The Western conception of gender
Even so cursory a survey of the anthropological literature on gender strongly suggests that the current conception of gender in the Western world as being wholly and unequivocally either male or female is highly unusual in any comprehensive context.
Furthermore, it is striking to note that while the male and female essences are seamlessly blended or eternally shifting in many myths and customs of cultures around the world, the currently accepted, bifurcated sense of sexuality is not only split; it is predominantly preoccupied with only half of the spectrum. Like nervous photo editors airbrushing away inconvenient reality, the female half of human sexuality is largely missing from the picture.

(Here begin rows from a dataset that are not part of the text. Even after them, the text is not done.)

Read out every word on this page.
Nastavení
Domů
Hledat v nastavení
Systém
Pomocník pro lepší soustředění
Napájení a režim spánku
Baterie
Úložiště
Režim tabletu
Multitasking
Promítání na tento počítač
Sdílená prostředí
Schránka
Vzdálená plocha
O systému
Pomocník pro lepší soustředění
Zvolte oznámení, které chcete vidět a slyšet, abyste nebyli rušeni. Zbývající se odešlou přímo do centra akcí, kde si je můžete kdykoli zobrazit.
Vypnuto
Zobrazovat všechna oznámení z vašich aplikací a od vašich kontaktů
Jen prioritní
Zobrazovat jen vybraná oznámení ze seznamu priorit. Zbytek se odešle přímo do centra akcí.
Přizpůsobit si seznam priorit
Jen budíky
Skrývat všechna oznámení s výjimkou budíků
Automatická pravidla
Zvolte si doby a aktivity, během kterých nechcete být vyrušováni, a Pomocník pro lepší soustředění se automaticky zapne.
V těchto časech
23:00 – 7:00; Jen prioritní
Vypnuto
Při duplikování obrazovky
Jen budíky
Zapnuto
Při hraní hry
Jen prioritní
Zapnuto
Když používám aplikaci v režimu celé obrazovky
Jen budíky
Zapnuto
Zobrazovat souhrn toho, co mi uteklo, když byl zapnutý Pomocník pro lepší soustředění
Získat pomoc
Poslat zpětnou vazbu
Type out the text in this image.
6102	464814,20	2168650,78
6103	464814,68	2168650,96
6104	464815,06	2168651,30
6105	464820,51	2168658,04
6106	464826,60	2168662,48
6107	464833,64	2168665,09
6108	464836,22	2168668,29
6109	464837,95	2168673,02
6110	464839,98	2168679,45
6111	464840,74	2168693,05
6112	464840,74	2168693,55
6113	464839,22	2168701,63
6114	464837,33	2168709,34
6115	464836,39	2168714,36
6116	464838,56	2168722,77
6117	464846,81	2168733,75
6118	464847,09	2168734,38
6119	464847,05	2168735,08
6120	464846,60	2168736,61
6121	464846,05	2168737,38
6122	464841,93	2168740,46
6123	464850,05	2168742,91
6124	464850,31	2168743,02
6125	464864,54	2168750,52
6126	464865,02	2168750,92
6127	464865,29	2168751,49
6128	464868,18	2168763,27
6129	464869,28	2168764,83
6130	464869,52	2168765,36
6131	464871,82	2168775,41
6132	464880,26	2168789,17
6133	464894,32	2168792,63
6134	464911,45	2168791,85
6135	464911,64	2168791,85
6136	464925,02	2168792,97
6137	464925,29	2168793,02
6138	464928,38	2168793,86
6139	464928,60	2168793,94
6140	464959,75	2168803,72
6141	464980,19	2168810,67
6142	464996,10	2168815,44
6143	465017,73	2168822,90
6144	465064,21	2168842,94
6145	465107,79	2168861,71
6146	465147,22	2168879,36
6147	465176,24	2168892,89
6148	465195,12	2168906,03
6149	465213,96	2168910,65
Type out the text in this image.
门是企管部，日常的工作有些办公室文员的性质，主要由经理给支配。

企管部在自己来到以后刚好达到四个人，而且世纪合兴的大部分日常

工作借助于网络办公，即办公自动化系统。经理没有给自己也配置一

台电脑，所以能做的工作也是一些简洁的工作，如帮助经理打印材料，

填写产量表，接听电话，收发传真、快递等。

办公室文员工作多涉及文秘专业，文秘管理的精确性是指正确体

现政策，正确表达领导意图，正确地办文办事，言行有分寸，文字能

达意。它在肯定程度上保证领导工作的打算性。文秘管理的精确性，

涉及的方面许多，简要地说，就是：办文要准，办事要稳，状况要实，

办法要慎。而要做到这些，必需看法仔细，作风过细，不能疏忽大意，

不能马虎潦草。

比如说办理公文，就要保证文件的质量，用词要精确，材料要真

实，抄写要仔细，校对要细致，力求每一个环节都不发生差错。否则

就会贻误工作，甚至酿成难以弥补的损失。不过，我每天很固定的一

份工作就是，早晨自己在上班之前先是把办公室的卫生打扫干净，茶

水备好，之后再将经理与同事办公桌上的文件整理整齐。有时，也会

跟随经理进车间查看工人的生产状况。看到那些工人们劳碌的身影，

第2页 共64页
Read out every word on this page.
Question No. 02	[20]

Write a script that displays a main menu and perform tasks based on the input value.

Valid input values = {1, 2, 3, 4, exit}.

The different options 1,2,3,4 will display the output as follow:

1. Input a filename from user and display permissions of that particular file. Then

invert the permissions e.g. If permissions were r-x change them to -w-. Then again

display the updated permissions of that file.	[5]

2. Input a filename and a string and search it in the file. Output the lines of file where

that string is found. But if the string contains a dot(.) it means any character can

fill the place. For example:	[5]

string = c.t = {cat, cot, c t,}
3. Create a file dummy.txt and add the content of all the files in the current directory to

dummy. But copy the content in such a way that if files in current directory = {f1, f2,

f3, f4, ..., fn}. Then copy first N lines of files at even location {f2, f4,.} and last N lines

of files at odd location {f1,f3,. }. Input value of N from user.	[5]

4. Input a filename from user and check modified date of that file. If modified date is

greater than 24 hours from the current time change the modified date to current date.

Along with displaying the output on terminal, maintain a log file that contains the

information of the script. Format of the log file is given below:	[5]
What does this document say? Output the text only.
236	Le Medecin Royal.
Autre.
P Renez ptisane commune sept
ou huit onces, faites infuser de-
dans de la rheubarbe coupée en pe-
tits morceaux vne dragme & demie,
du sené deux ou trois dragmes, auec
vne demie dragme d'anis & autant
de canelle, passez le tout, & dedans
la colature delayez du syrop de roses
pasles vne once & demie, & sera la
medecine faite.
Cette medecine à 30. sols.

Indeed, in Western eyes, sexual desire itself appears to be essentially masculine in nature. The surprisingly scant body of research into female sexuality tends to be focused on issues tangential to the pleasure and fulfillment women may be experiencing. In a recent review of sex research, Manderson, Bennett, and Sheldrake (1999) conclude:
"Much of the research on sexuality is concerned with the sexuality of men, although specifically homosexuality; for women, the silences around sex and sexuality are marked, and the majority of studies on women and sexuality are about sex work…In the research that does focus on heterosexual female sexuality, the exploration of desire and pleasure tend to be conspicuously absent."
Until recent times, to have attributed open sexual desire or the shameless pursuit of physical pleasure to a woman would have been to insult her character. With very few exceptions, this is still the case. The so-called double standard is well-known and well-represented in various types of cultural and religious iconography. The feminine is celebrated for its supposed passive, non-sexual character. Jesus was born to a woman who had supposedly never had a sexual experience. Living in Spain, I’ve met many women called Inma, which is an abbreviation for Inmaculada Conception (Immaculate Conception)—certainly an interesting name to choose for one’s daughter!
Before we come to any conclusions about the weakness of female libido, we should consider the thoughts of Tiresias and the impact of thousands of years of cultural indoctrination on the free expression of female desire.